Tickets are $10 for the public, $7 for seniors and $5 for students and employees of any educational institution. Tickets can be purchased at www.gonzaga.edu/wangari or through TicketsWest outlets (800-325-SEAT or www.ticketswest.com).
By the way, this means that Gonzaga University this school year will be hosting a Nobel Peace Prize winner and two Pulitzer Prize winners (both for fiction). We previously noted that Jennifer Egan, author of 2011 Pulitzer winner “A Visit from the Goon Squad” will speak on Jan. 31 and Junot Diaz, 2008 Pulitzer winner for “The Brief Wondrous Life of Oscar Wao” will speak on Feb. 22 as part of Gonzaga University’s Visiting Writers Series. Those two events will be free.
I just finished interviewing and writing a story for Thursday's paper about Jon Kimura Parker, who will play the Grieg Piano Concerto at the Spokane Symphony's opening concert on Saturday and Sunday. For tickets and info go here.
He's a great speaker, with a fine way of explaining what he loves about the music. Here's a video that shows off his talents, buth musical and verbal.

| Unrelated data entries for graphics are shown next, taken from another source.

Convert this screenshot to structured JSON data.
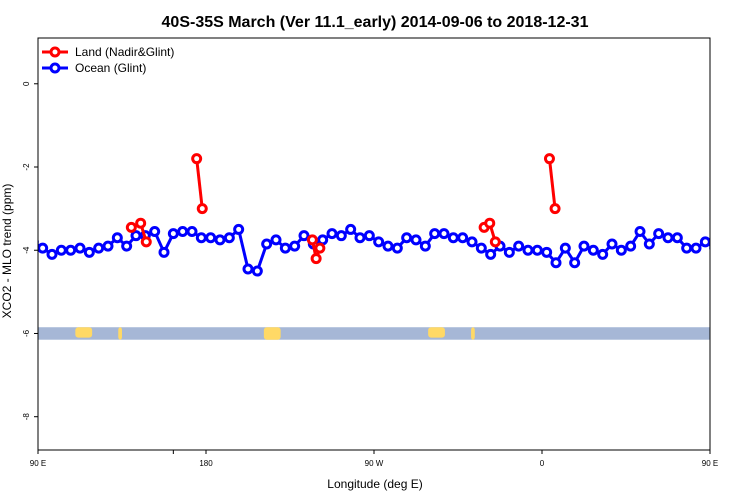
{
  "chart_data": {
    "type": "line",
    "title": "40S-35S March (Ver 11.1_early)   2014-09-06 to 2018-12-31",
    "xlabel": "Longitude (deg E)",
    "ylabel": "XCO2 - MLO trend (ppm)",
    "xlim": [
      90,
      450
    ],
    "ylim": [
      -8.8,
      1.1
    ],
    "x_ticks": [
      {
        "value": 90,
        "label": "90 E"
      },
      {
        "value": 162.5,
        "label": ""
      },
      {
        "value": 180,
        "label": "180"
      },
      {
        "value": 270,
        "label": "90 W"
      },
      {
        "value": 360,
        "label": "0"
      },
      {
        "value": 450,
        "label": "90 E"
      },
      {
        "value": 540,
        "label": "180"
      }
    ],
    "y_ticks": [
      {
        "value": 0,
        "label": "0"
      },
      {
        "value": -2,
        "label": "-2"
      },
      {
        "value": -4,
        "label": "-4"
      },
      {
        "value": -6,
        "label": "-6"
      },
      {
        "value": -8,
        "label": "-8"
      }
    ],
    "legend_position": "top-left",
    "colors": {
      "land": "#ff0000",
      "ocean": "#0000ff",
      "land_mask": "#ffd966",
      "ocean_band": "#a6b7d6"
    },
    "series": [
      {
        "name": "Land (Nadir&Glint)",
        "color": "#ff0000",
        "segments": [
          {
            "x": [
              140,
              145,
              148
            ],
            "y": [
              -3.45,
              -3.35,
              -3.8
            ]
          },
          {
            "x": [
              175,
              178
            ],
            "y": [
              -1.8,
              -3.0
            ]
          },
          {
            "x": [
              237,
              239,
              241
            ],
            "y": [
              -3.75,
              -4.2,
              -3.95
            ]
          },
          {
            "x": [
              329,
              332,
              335
            ],
            "y": [
              -3.45,
              -3.35,
              -3.8
            ]
          },
          {
            "x": [
              364,
              367
            ],
            "y": [
              -1.8,
              -3.0
            ]
          }
        ]
      },
      {
        "name": "Ocean (Glint)",
        "color": "#0000ff",
        "segments": [
          {
            "x": [
              2.5,
              7.5,
              12.5,
              17.5,
              22.5,
              27.5,
              32.5,
              37.5,
              42.5,
              47.5,
              52.5,
              57.5,
              62.5,
              67.5,
              72.5,
              77.5,
              82.5,
              87.5,
              92.5,
              97.5,
              102.5,
              107.5,
              112.5,
              117.5,
              122.5,
              127.5,
              132.5,
              137.5,
              142.5,
              147.5,
              152.5,
              157.5,
              162.5,
              167.5,
              172.5,
              177.5,
              182.5,
              187.5,
              192.5,
              197.5,
              202.5,
              207.5,
              212.5,
              217.5,
              222.5,
              227.5,
              232.5,
              237.5,
              242.5,
              247.5,
              252.5,
              257.5,
              262.5,
              267.5,
              272.5,
              277.5,
              282.5,
              287.5,
              292.5,
              297.5,
              302.5,
              307.5,
              312.5,
              317.5,
              322.5,
              327.5,
              332.5,
              337.5,
              342.5,
              347.5,
              352.5,
              357.5
            ],
            "y": [
              -4.05,
              -4.3,
              -3.95,
              -4.3,
              -3.9,
              -4.0,
              -4.1,
              -3.85,
              -4.0,
              -3.9,
              -3.55,
              -3.85,
              -3.6,
              -3.7,
              -3.7,
              -3.95,
              -3.95,
              -3.8,
              -3.95,
              -4.1,
              -4.0,
              -4.0,
              -3.95,
              -4.05,
              -3.95,
              -3.9,
              -3.7,
              -3.9,
              -3.65,
              -3.65,
              -3.55,
              -4.05,
              -3.6,
              -3.55,
              -3.55,
              -3.7,
              -3.7,
              -3.75,
              -3.7,
              -3.5,
              -4.45,
              -4.5,
              -3.85,
              -3.75,
              -3.95,
              -3.9,
              -3.65,
              -3.85,
              -3.75,
              -3.6,
              -3.65,
              -3.5,
              -3.7,
              -3.65,
              -3.8,
              -3.9,
              -3.95,
              -3.7,
              -3.75,
              -3.9,
              -3.6,
              -3.6,
              -3.7,
              -3.7,
              -3.8,
              -3.95,
              -4.1,
              -3.9,
              -4.05,
              -3.9,
              -4.0,
              -4.0
            ]
          }
        ]
      }
    ]
  }
}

The Spokane Symphony has announced a new concert concept: Kick Back Classics.
These are concerts away from the usual concert hall and without a conductor.
Annie Matlow of the symphony said the musicians “will be ‘kicking back,’ and playing without a conductor – much like a chamber group but with symphonic proportions.”
The Kick Back Classics lineup:
Oct. 5, 7:30 p.m. at the Spokane Falls Community College Music Building, 3410 W. Fort George Wright Drive. This concert will help show off the newly renovated music building.
Oct. 6, 7 p.m. at Turning Point Church, 11911 N. Division St.
The symphony will play “crowd favorites” by Bach, Handel, Mozart, Britten and Ravel.
And here’s the best thing about the Kick Back Classics: Tickets will be only $5 each – much cheaper than a regular classics concert.
Tickets go on sale Thursday at (509) 624-1200, or online at www.spokanesymphony.org, or at the Fox box office, 1001 W. Sprague Ave.
The Northwest Museum of Arts and Culture's annual ArtFest event will stay put in Browne’s Addition in 2012.
Museum officials had pondered moving the art, food and music festival from Coeur d’Alene Park in Browne’s Addition to the larger Riverfront Park downtown.
The Browne’s Addition Neighborhood Council viewed the prospect with alarm and called a meeting Wednesday night to voice concerns.
Forrest Rodgers, the MAC’s new executive director, talked to neighborhood representatives and said Thursday that ArtFest will remain at Coeur d’Alene Park next year.